I overheard an employee saying that saw something funny about it and threw it in the trash.
Spurred by this memory, I walk past DiscStax (what was I thinking anyways? oh the red mood I am in) and take the bus to Jay’s. I have already determined I am going to infect all the Krautrock LPs with the seeds of holiness. I grip tightly the pen in my hand the whole ride. The driver looks in the rear view mirror at me and, for a second, I think I recognize the shade of telepathy in them. But he is more concerned about a college boy making rude advances toward a girl sitting by herself in her school uniform. I sigh with relief.
Jay’s is busy. It is Record Store Day. Oh what perilous luck! But I am already inside the crowded store and to turn around now would invite questioning leers. I shove some people aside, ignoring their angry mutterings as I work my way toward the rare of the store. Everyone is fighting to get a copy of the glow-in-the-dark Ghostbusters soundtrack, which would make an excellent vessel for the Word, but I know I have no chance of acquiring a copy. Also, these Record Store Day one-times are covered in a sealed plastic sleeve that the employees are careful no body peels open before purchasing. I stick to my plan of fixing the Krautrock crate. I want that pale king to be tainted. I want to see him scribble the madness.
I pull out my magnifying glass which startles a girl into laughter. Her friends join in, but I am already finding myself bolder, writing with large looping letters the message with a penmanship worthy of a deity’s respect. Faust IV, In Den Gärten Pharaos, Ege Bamyasi, and some Cluster and Eno sleeves all met my the spell of my ink. The humming vision is vibrating in screaming glorious colors from behind the color wheel, fourth dimensional space angles and time radii. A bellowing laughter is building in my stomach and erupting from my lips in globs of pearl spittle. I don’t even notice a puddle blurring out the last word of a recently inked sentence when a rough hand grabs my shoulder and pulls it back.
Those familiar telepathic eyes! The freckled teenager, now an employee, is holding onto me with dastardly disdain like I was some petty shoplifter. I hiss. It sounds like a needle falling into a groove of vinyl.

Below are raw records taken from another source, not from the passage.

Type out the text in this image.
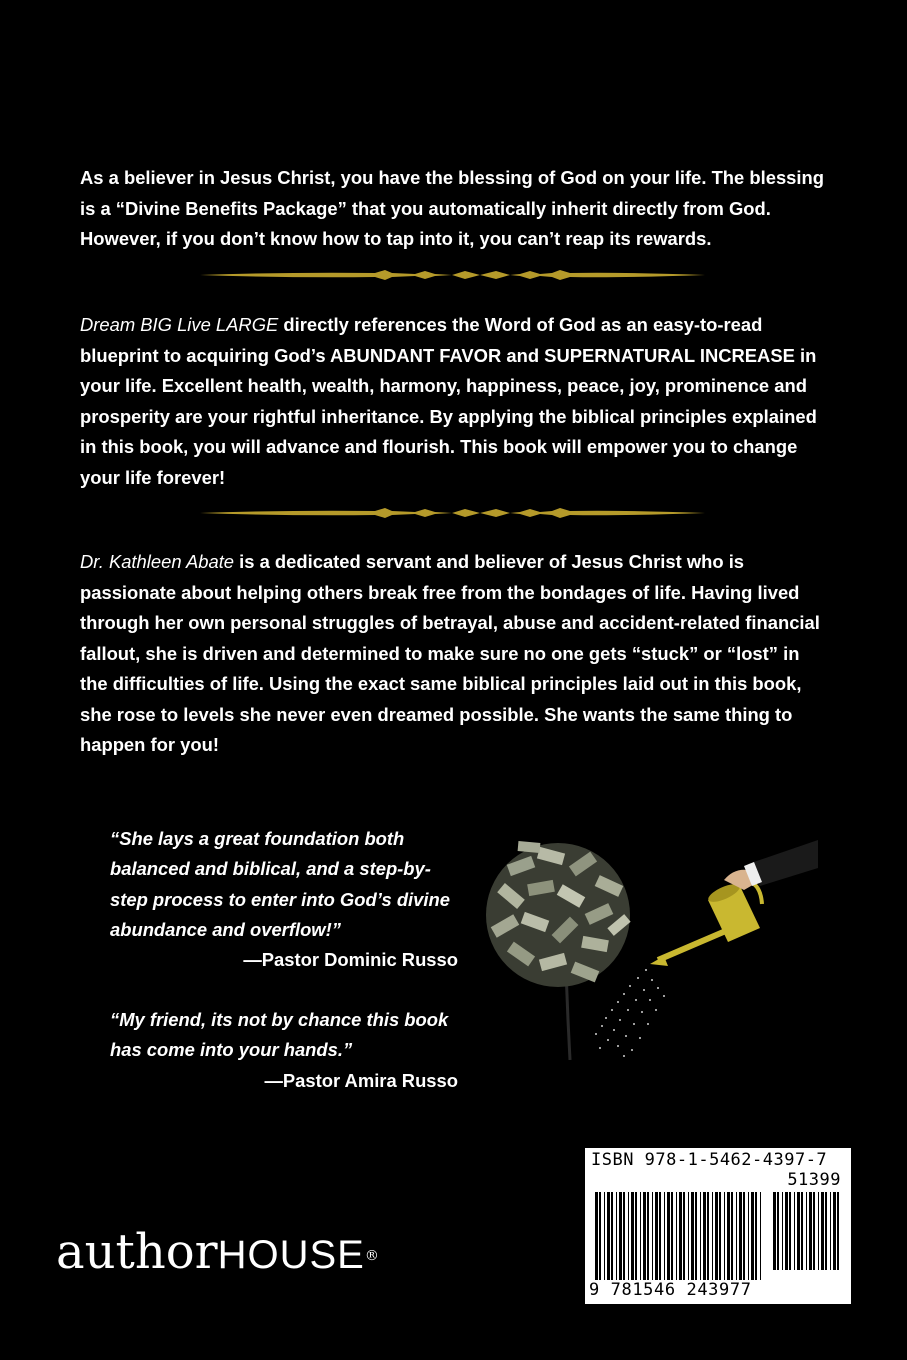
As a believer in Jesus Christ, you have the blessing of God on your life. The blessing is a “Divine Benefits Package” that you automatically inherit directly from God. However, if you don’t know how to tap into it, you can’t reap its rewards.

Dream BIG Live LARGE directly references the Word of God as an easy-to-read blueprint to acquiring God’s ABUNDANT FAVOR and SUPERNATURAL INCREASE in your life. Excellent health, wealth, harmony, happiness, peace, joy, prominence and prosperity are your rightful inheritance. By applying the biblical principles explained in this book, you will advance and flourish. This book will empower you to change your life forever!

Dr. Kathleen Abate is a dedicated servant and believer of Jesus Christ who is passionate about helping others break free from the bondages of life. Having lived through her own personal struggles of betrayal, abuse and accident-related financial fallout, she is driven and determined to make sure no one gets “stuck” or “lost” in the difficulties of life. Using the exact same biblical principles laid out in this book, she rose to levels she never even dreamed possible. She wants the same thing to happen for you!

“She lays a great foundation both balanced and biblical, and a step-by-step process to enter into God’s divine abundance and overflow!”
—Pastor Dominic Russo

“My friend, its not by chance this book has come into your hands.”
—Pastor Amira Russo

authorHOUSE®
ISBN 978-1-5462-4397-7
51399
9 781546 243977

“Dude, you are ruining those records!” His odious eyes pleadingly look past mine and toward my right hand which is still pressed down on the face of Brian Eno. I follow his gaze. My pen was leaking. I must have snapped it on the bus and never noticed in my hurry to disperse the Word. Stamped on all the sleeves I had stamped with my epistle was the perfect indenture of my palm. My life line was short just barely reaching my ring finger.
I looked back at my enemy, holding up my message. If I was going down, I was at least going to take him with me. I grinned one incisor poking out from under my curled lip as he read the two sentences that would transform his mind into the colorful nebula of enlightenment.
Instead he muttered a curse and began hauling me away to the front of the store where the owner was the phone with the police. I blanched as I looked at the sleeve still in my hand and noticed the water stain that had erased the last and most evil of words:
Here comes the tick-tock of dying bones. Wash yourself clean with the Word of Gtkhivhuallasus.